Neolithic Vase, Cucuteni, Iasi County, Romania

Posted by carlyluvsunited on Monday, 13 October 2008

CUCUTENI:Neolithic Vase, Cucuteni (Iasi County) Romania

The Cucuteni culture, better known in the countries of the former Soviet Union as Trypollian culture or Tripolie culture, is a late Neolithic archaeological culture that flourished between circa 4500 BC and 3000 BC in the Dniester-Dnieper region and in the modern-day Romania, Moldova, and Ukraine.

The culture was named after Cucuteni, Iaşi county, Romania, where first objects associated with this culture were discovered in 1884 and excavations started in 1909. In 1897, similar objects were excavated in Trypillia (Трипiлля; Russian: Trepolye), Kiev Governorate, Ukraine. As a result, the culture has been known in Soviet, Russian, and Ukrainian publications as Tripolie culture or Tripolian culture. A compromise name is Cucuteni-Trypillia.

The largest collection of artifacts of Cucuteni-Trypollia culture can be found at the museums of Russia, Ukraine, and Romania, including the Hermitage Museum in St. Petersburg and the Museum of History & Archaeology in Piatra Neamţ.

The Cucuteni culture has been called the first urban culture in Europe. The Trypollia settlements were usually located on a plateau, fortified with earthworks and ditches. The earliest villages consisted of ten to fifteen households. At their heyday, settlements expanded to include several hundred large adobe huts, sometimes with two stories. These houses were typically warmed by an oven and had round windows.

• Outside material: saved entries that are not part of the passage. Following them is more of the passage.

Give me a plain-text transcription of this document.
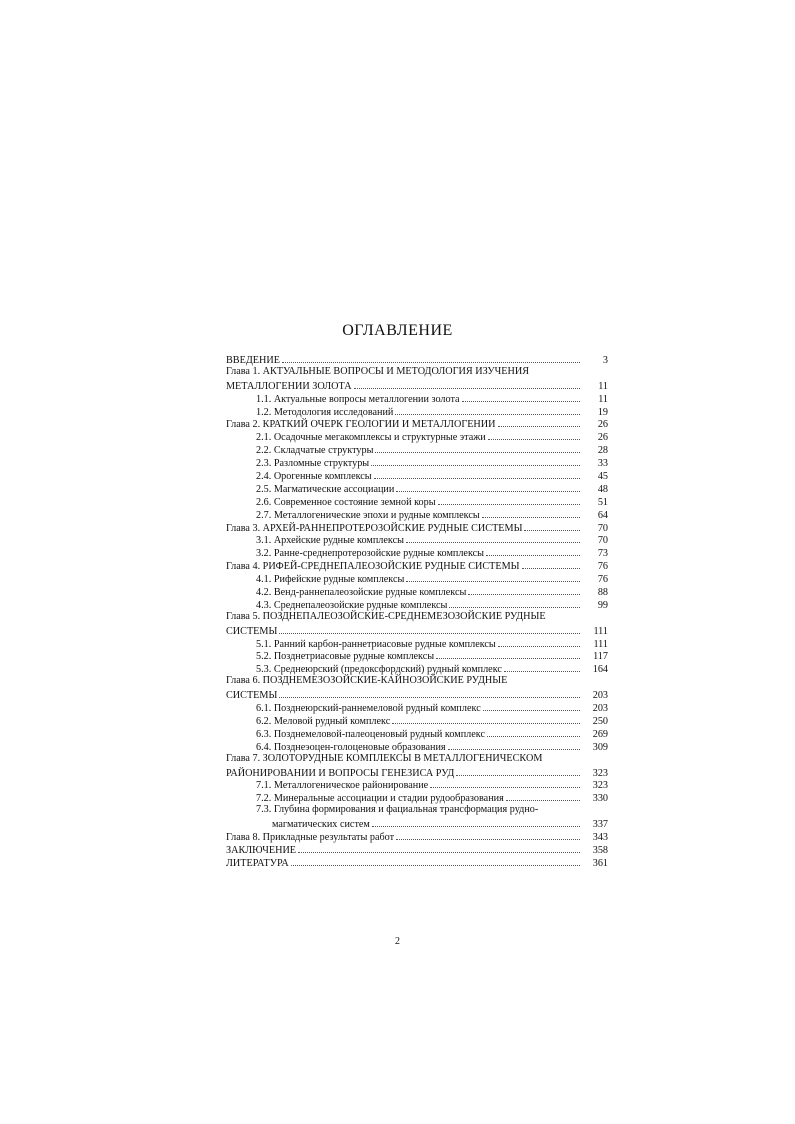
ОГЛАВЛЕНИЕ
ВВЕДЕНИЕ	3
Глава 1. АКТУАЛЬНЫЕ ВОПРОСЫ И МЕТОДОЛОГИЯ ИЗУЧЕНИЯ
МЕТАЛЛОГЕНИИ ЗОЛОТА	11
1.1. Актуальные вопросы металлогении золота	11
1.2. Методология исследований	19
Глава 2. КРАТКИЙ ОЧЕРК ГЕОЛОГИИ И МЕТАЛЛОГЕНИИ	26
2.1. Осадочные мегакомплексы и структурные этажи	26
2.2. Складчатые структуры	28
2.3. Разломные структуры	33
2.4. Орогенные комплексы	45
2.5. Магматические ассоциации	48
2.6. Современное состояние земной коры	51
2.7. Металлогенические эпохи и рудные комплексы	64
Глава 3. АРХЕЙ-РАННЕПРОТЕРОЗОЙСКИЕ РУДНЫЕ СИСТЕМЫ	70
3.1. Архейские рудные комплексы	70
3.2. Ранне-среднепротерозойские рудные комплексы	73
Глава 4. РИФЕЙ-СРЕДНЕПАЛЕОЗОЙСКИЕ РУДНЫЕ СИСТЕМЫ	76
4.1. Рифейские рудные комплексы	76
4.2. Венд-раннепалеозойские рудные комплексы	88
4.3. Среднепалеозойские рудные комплексы	99
Глава 5. ПОЗДНЕПАЛЕОЗОЙСКИЕ-СРЕДНЕМЕЗОЗОЙСКИЕ РУДНЫЕ
СИСТЕМЫ	111
5.1. Ранний карбон-раннетриасовые рудные комплексы	111
5.2. Позднетриасовые рудные комплексы	117
5.3. Среднеюрский (предоксфордский) рудный комплекс	164
Глава 6. ПОЗДНЕМЕЗОЗОЙСКИЕ-КАЙНОЗОЙСКИЕ РУДНЫЕ
СИСТЕМЫ	203
6.1. Позднеюрский-раннемеловой рудный комплекс	203
6.2. Меловой рудный комплекс	250
6.3. Позднемеловой-палеоценовый рудный комплекс	269
6.4. Позднеэоцен-голоценовые образования	309
Глава 7. ЗОЛОТОРУДНЫЕ КОМПЛЕКСЫ В МЕТАЛЛОГЕНИЧЕСКОМ
РАЙОНИРОВАНИИ И ВОПРОСЫ ГЕНЕЗИСА РУД	323
7.1. Металлогеническое районирование	323
7.2. Минеральные ассоциации и стадии рудообразования	330
7.3. Глубина формирования и фациальная трансформация рудно-
магматических систем	337
Глава 8. Прикладные результаты работ	343
ЗАКЛЮЧЕНИЕ	358
ЛИТЕРАТУРА	361
2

Agriculture is attested, as well as livestock-raising, cattle mainly, but goats/sheep and swine are also evidenced. Wild game is a regular part of the faunal remains. The pottery is connected to the Linear Pottery culture. Copper was extensively imported from the Balkans. Extant figurines excavated at the Cucuteni sites are thought to represent the Mother goddess.